# Bronx Boro Bike Tour



## bent_remy (Jul 24, 2011)

Is anyone planning on riding in the Bronx Borough bike tour this up coming Sunday?


----------



## pista86 (Jan 2, 2011)

I am did it last year did not like the police escort for the first 10 miles.... once we reach the first rest stop I took off ahead.


----------



## tednugent (Apr 26, 2010)

it's a nice relaxing ride, but you're forced to take too many stops & each stop is entirely too long. So not doing it again.


----------



## bent_remy (Jul 24, 2011)

Wow the stops are mandatory? That sucks. Whats the pace of the 40 mile route?


----------



## LongIslandTom (Apr 20, 2011)

The pace is not fast.

This is a ride where everybody shows up, from fat-tire beach cruiser people to kids on BMX bikes. And the NYPD has to clear the way for the ride by temporarily blocking off streets to car traffic, and that takes time to do.

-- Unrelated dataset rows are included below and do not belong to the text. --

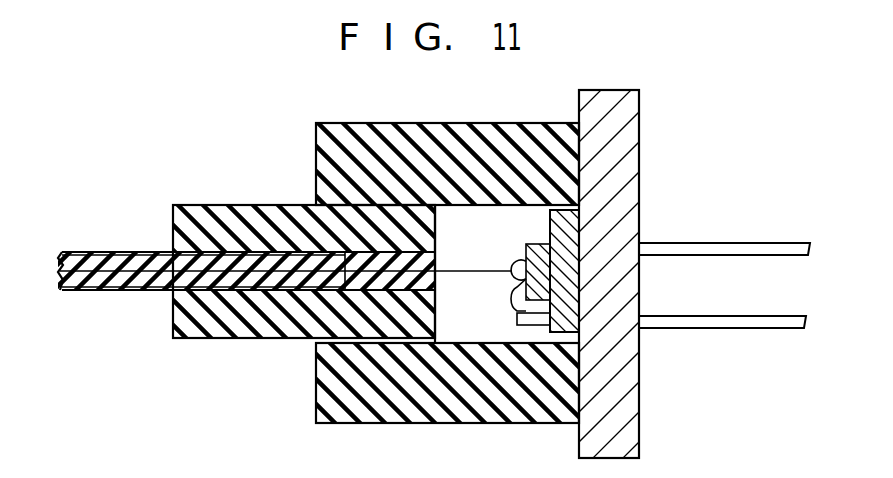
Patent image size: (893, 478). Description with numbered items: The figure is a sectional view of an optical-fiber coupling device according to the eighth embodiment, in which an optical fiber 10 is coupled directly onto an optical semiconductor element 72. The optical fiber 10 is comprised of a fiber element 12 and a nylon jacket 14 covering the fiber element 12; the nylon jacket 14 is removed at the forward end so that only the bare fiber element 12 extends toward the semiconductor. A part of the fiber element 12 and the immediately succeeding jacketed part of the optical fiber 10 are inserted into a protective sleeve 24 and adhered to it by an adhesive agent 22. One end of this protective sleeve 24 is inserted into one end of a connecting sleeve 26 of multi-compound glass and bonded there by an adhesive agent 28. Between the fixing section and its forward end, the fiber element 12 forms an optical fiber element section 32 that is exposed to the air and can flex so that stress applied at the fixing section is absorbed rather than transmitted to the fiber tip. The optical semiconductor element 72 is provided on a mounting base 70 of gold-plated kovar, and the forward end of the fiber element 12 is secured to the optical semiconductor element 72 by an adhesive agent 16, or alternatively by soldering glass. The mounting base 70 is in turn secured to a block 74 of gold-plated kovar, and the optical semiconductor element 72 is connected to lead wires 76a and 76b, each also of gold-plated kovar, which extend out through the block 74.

The optical fiber 10 is at (112, 242).
The fiber element 12 is at (151, 291).
The nylon jacket 14 is at (101, 293).
The adhesive agent 16 is at (513, 283).
The adhesive agent 22 is at (436, 262).
The protective sleeve 24 is at (199, 210).
The connecting sleeve 26 is at (465, 423).
The adhesive agent 28 is at (335, 345).
The optical fiber element section 32 is at (470, 270).
The mounting base 70 is at (574, 237).
The optical semiconductor element 72 is at (538, 245).
The block 74 is at (633, 119).
The lead wire 76a is at (752, 246).
The lead wire 76b is at (748, 327).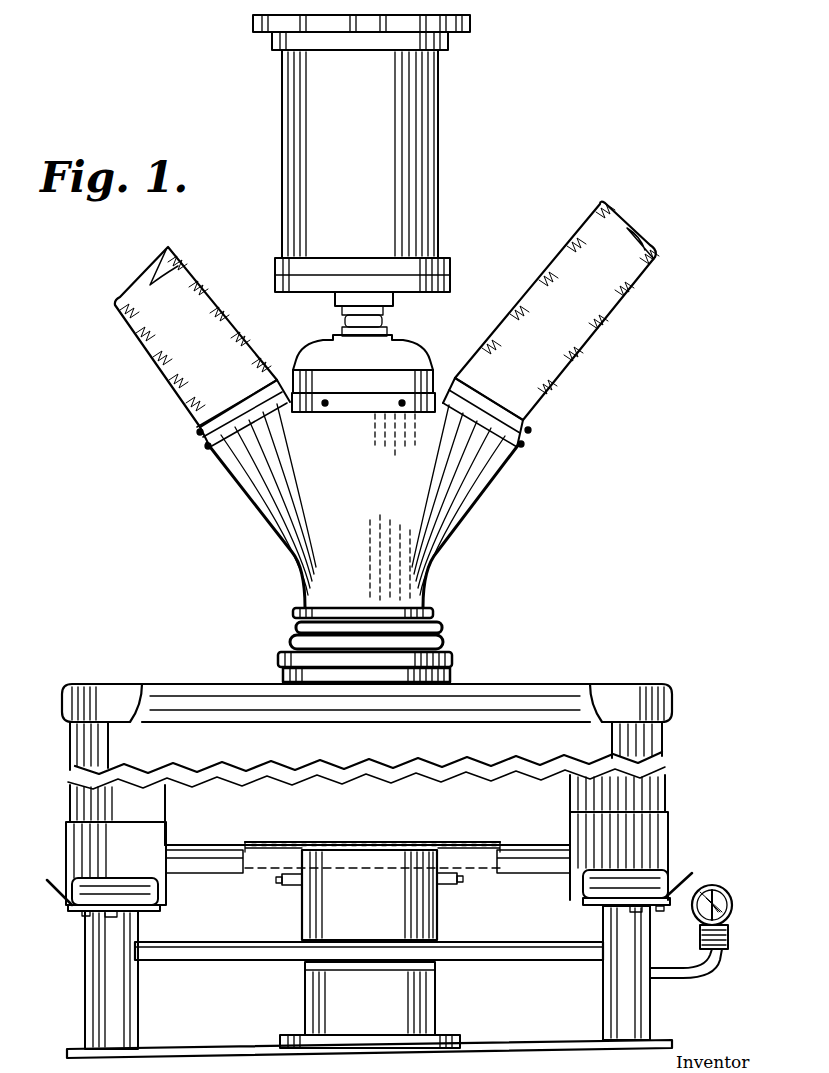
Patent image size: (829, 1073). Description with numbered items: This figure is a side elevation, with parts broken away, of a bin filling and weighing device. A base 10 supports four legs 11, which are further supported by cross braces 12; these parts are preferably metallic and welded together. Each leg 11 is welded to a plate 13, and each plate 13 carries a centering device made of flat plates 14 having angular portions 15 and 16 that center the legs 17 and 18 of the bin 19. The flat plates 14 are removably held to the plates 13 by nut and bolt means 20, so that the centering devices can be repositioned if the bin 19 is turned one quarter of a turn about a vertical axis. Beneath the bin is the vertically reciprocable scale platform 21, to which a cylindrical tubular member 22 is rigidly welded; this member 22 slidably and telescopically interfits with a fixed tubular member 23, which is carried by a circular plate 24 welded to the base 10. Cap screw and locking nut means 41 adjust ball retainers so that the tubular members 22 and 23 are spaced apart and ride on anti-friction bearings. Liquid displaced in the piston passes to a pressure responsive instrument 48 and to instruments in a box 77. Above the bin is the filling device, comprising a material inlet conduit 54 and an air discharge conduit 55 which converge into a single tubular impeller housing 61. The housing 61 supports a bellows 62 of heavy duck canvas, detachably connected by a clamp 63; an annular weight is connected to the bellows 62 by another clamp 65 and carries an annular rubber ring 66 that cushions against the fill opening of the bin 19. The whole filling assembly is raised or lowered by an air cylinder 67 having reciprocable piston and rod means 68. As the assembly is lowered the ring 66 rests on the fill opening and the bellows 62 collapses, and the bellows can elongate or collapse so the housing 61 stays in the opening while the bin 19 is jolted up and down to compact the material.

The base 10 is at (188, 1050).
The legs 11 is at (138, 1008).
The cross braces 12 is at (480, 944).
The plate 13 is at (152, 908).
The flat plates 14 is at (156, 890).
The angular portion 15 is at (662, 860).
The angular portion 16 is at (48, 882).
The leg of the bin 17 is at (662, 826).
The leg of the bin 18 is at (70, 850).
The bin 19 is at (548, 690).
The nut and bolt means 20 is at (112, 905).
The scale platform 21 is at (383, 842).
The cylindrical tubular member 22 is at (437, 914).
The fixed tubular member 23 is at (435, 1000).
The circular plate 24 is at (455, 1036).
The cap screw and locking nut means 41 is at (286, 890).
The pressure responsive instrument 48 is at (728, 918).
The material inlet conduit 54 is at (255, 478).
The air discharge conduit 55 is at (490, 472).
The impeller housing 61 is at (430, 595).
The bellows 62 is at (290, 645).
The clamp 63 is at (435, 614).
The clamp 65 is at (452, 660).
The annular rubber ring 66 is at (283, 678).
The air cylinder 67 is at (440, 157).
The piston and rod means 68 is at (378, 327).
The box 77 is at (722, 950).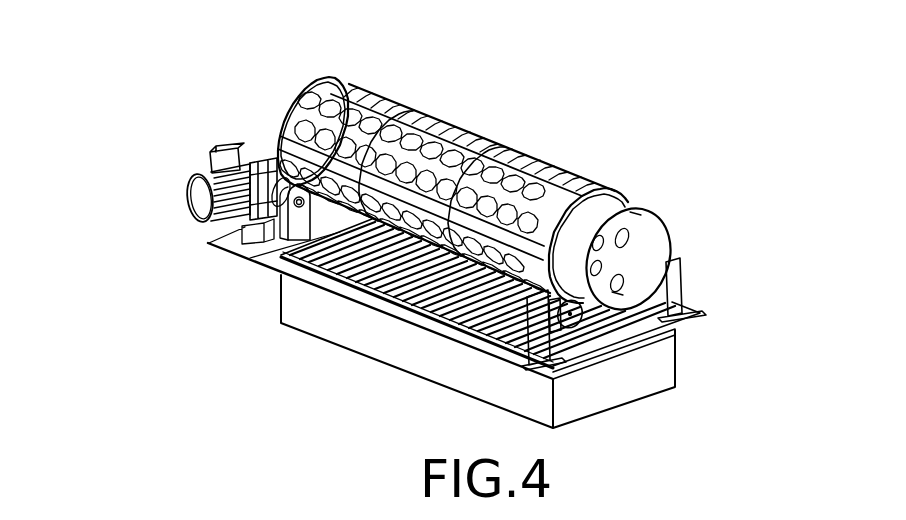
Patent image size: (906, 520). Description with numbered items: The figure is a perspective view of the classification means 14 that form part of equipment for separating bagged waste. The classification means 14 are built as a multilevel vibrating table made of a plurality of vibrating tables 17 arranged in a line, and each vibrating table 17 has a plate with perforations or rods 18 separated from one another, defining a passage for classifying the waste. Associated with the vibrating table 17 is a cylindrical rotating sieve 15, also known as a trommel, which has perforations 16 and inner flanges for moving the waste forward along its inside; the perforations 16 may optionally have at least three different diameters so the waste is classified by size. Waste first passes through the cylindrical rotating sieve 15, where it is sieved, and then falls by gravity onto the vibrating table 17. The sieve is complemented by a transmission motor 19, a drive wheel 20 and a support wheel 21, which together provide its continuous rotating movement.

The classification means 14 is at (642, 127).
The cylindrical rotating sieve 15 is at (410, 160).
The perforations 16 is at (370, 112).
The vibrating table 17 is at (355, 327).
The perforations or rods 18 is at (450, 328).
The transmission motor 19 is at (193, 203).
The drive wheel 20 is at (243, 228).
The support wheel 21 is at (665, 343).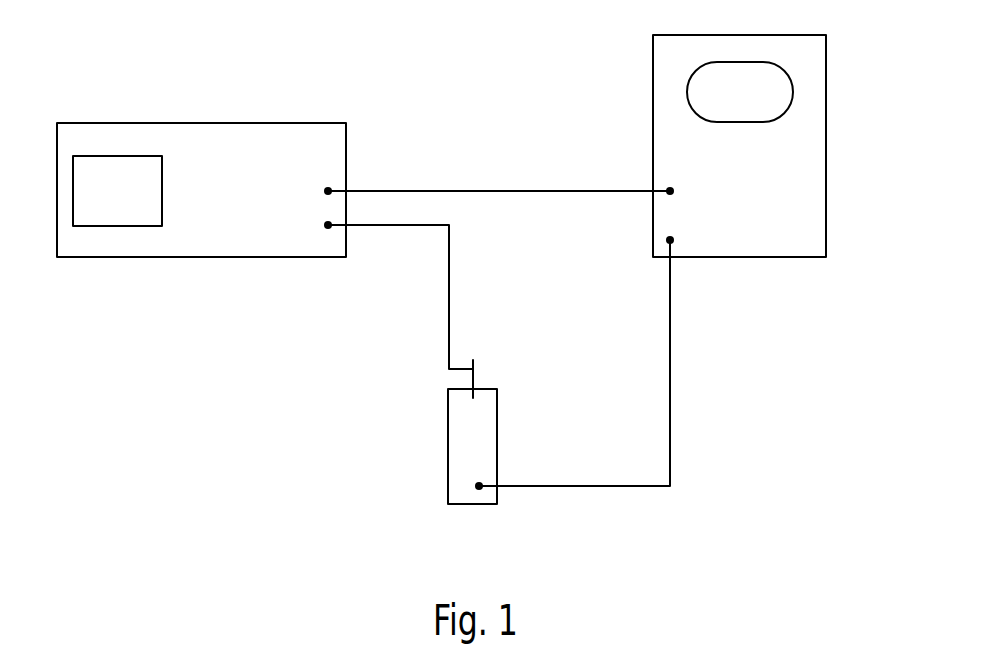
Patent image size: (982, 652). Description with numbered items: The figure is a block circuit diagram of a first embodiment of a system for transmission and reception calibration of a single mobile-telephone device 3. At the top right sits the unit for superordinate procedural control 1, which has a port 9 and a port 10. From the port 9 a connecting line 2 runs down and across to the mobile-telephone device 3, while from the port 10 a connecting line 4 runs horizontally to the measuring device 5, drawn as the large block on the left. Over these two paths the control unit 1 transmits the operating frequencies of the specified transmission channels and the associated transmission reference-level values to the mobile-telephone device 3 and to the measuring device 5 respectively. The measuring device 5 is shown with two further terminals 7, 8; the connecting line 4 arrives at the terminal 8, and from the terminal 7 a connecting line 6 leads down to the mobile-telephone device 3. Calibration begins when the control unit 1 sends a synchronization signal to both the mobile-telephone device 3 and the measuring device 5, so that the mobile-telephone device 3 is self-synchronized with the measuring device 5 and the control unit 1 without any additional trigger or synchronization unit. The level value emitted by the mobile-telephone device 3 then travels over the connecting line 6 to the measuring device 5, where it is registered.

The unit for superordinate procedural control 1 is at (826, 155).
The connecting line 2 is at (672, 338).
The mobile-telephone device 3 is at (482, 438).
The connecting line 4 is at (538, 188).
The measuring device 5 is at (278, 122).
The connecting line 6 is at (449, 267).
The terminal 7 is at (317, 225).
The terminal 8 is at (317, 190).
The port 9 is at (680, 240).
The port 10 is at (687, 190).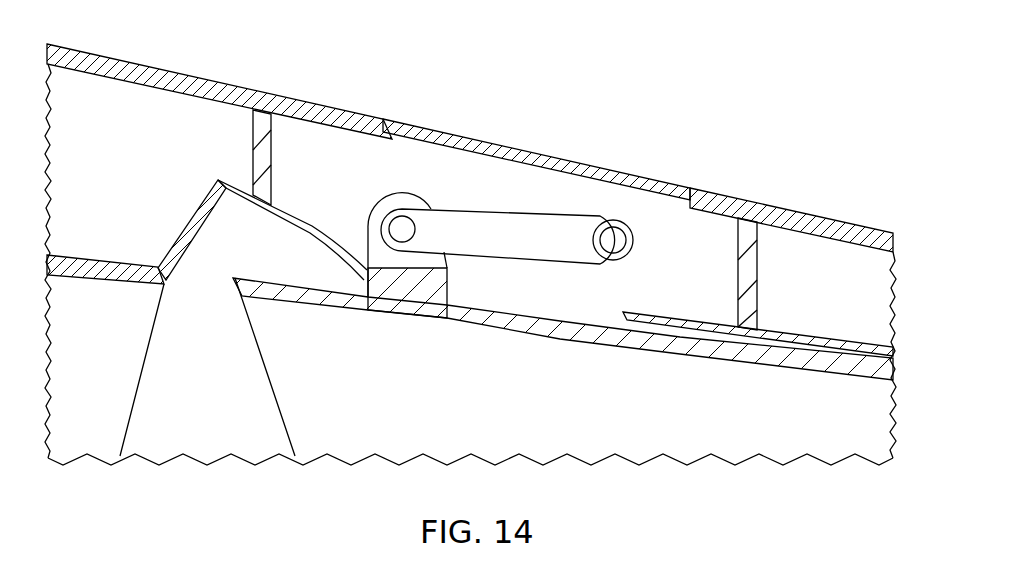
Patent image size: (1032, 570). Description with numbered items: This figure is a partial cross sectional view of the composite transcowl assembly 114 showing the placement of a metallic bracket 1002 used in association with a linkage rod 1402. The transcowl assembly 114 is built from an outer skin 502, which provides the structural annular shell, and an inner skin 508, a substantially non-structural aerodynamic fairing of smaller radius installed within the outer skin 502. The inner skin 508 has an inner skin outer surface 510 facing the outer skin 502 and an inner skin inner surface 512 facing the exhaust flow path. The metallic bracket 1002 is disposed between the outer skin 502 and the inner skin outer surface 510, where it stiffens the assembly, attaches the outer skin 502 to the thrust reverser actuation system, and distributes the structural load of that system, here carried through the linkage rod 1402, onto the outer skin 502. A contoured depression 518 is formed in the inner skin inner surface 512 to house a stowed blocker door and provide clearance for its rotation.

The composite transcowl assembly 114 is at (343, 111).
The metallic bracket 1002 is at (582, 180).
The outer skin 502 is at (738, 212).
The inner skin inner surface 512 is at (280, 228).
The inner skin outer surface 510 is at (200, 203).
The inner skin 508 is at (118, 264).
The contoured depression 518 is at (252, 411).
The linkage rod 1402 is at (478, 218).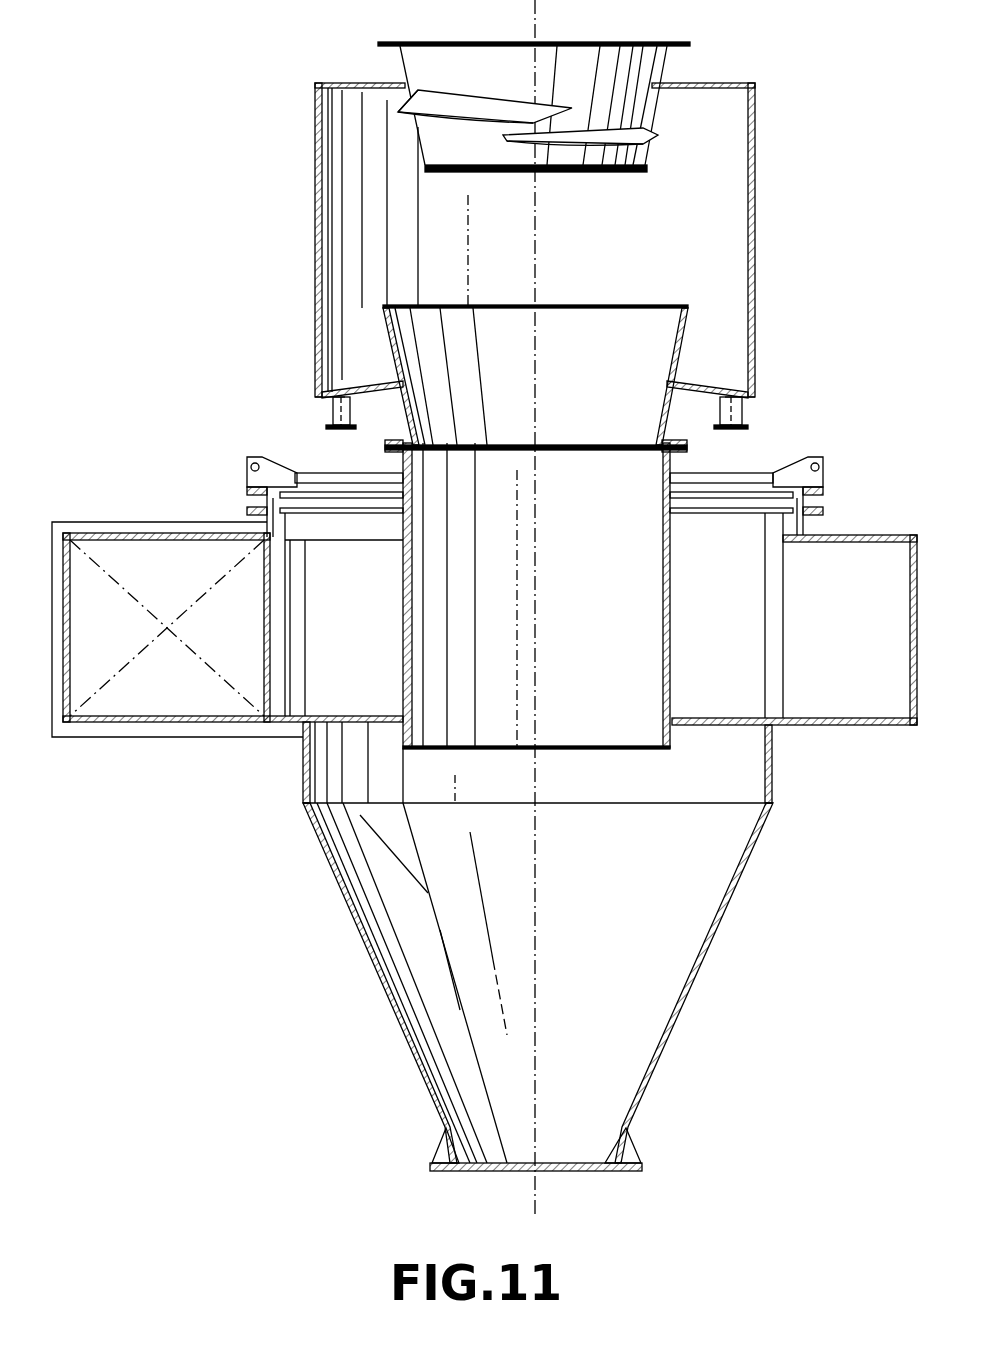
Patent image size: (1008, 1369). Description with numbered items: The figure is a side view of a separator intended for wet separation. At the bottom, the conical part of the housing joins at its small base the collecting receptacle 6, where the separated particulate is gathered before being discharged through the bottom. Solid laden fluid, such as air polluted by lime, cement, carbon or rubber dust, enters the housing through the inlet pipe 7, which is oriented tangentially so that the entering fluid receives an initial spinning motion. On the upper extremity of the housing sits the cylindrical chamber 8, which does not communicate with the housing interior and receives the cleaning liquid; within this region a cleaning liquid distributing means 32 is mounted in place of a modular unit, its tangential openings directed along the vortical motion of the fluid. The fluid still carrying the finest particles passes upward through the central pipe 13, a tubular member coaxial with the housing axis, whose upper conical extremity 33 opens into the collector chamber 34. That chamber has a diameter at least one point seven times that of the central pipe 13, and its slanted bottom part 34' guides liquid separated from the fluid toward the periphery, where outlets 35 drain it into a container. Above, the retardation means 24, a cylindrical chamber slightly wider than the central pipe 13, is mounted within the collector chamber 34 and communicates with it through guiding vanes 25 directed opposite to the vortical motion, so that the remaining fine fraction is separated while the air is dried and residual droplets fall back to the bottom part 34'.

The collecting receptacle 6 is at (383, 968).
The inlet pipe 7 is at (147, 697).
The cylindrical chamber 8 is at (753, 473).
The central pipe 13 is at (618, 708).
The retardation means 24 is at (447, 130).
The guiding vanes 25 is at (473, 108).
The cleaning liquid distributing means 32 is at (348, 500).
The upper conical extremity 33 is at (630, 342).
The collector chamber 34 is at (572, 240).
The bottom part 34' is at (535, 366).
The outlets 35 is at (328, 407).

Plus the street conditions in many parts of the Bronx are not conducive to fast speeds (potholes, rough pavement, etc.). And some stretches are on narrow MUP paths, such as through Orchard Beach and Van Cortland Park.

My suggestion: Do this ride on a mountain bike rather than a road bike. It will force you to go at a more sedate pace.

As long as you know what to reasonably expect out of this ride, you can enjoy it.


----------



## tednugent (Apr 26, 2010)

pretty much. they work with the police to control the traffic. so at each stop, they are working on coordinating the next section of the ride


----------



## vipergts (Aug 18, 2011)

Ill be there with a few friends as well. Not a ride you do to pace at a high speed. Very relaxed due to the police taking time to clear out roads.


----------



## Bluffplace (Jul 30, 2008)

I'm signed up, but may opt to go see my friend do his first cyclocross race at WestPoint.


----------



## Sloburu (Mar 23, 2011)

I did it last year its a good ride to cruise and see parts of the Bronx I would never normally see.


----------



## uffy (Oct 17, 2011)

I plan to do this as well. Looking at the previous posts, I assume it's more about sight seeing than anything. So I may wear sneakers and flip my pedals over from cleats.


----------



## flex1493 (Jan 11, 2012)

Hi guys. where does it start from. Im down to ride.


----------



## bent_remy (Jul 24, 2011)

From the courthouse on 161st. In October.


----------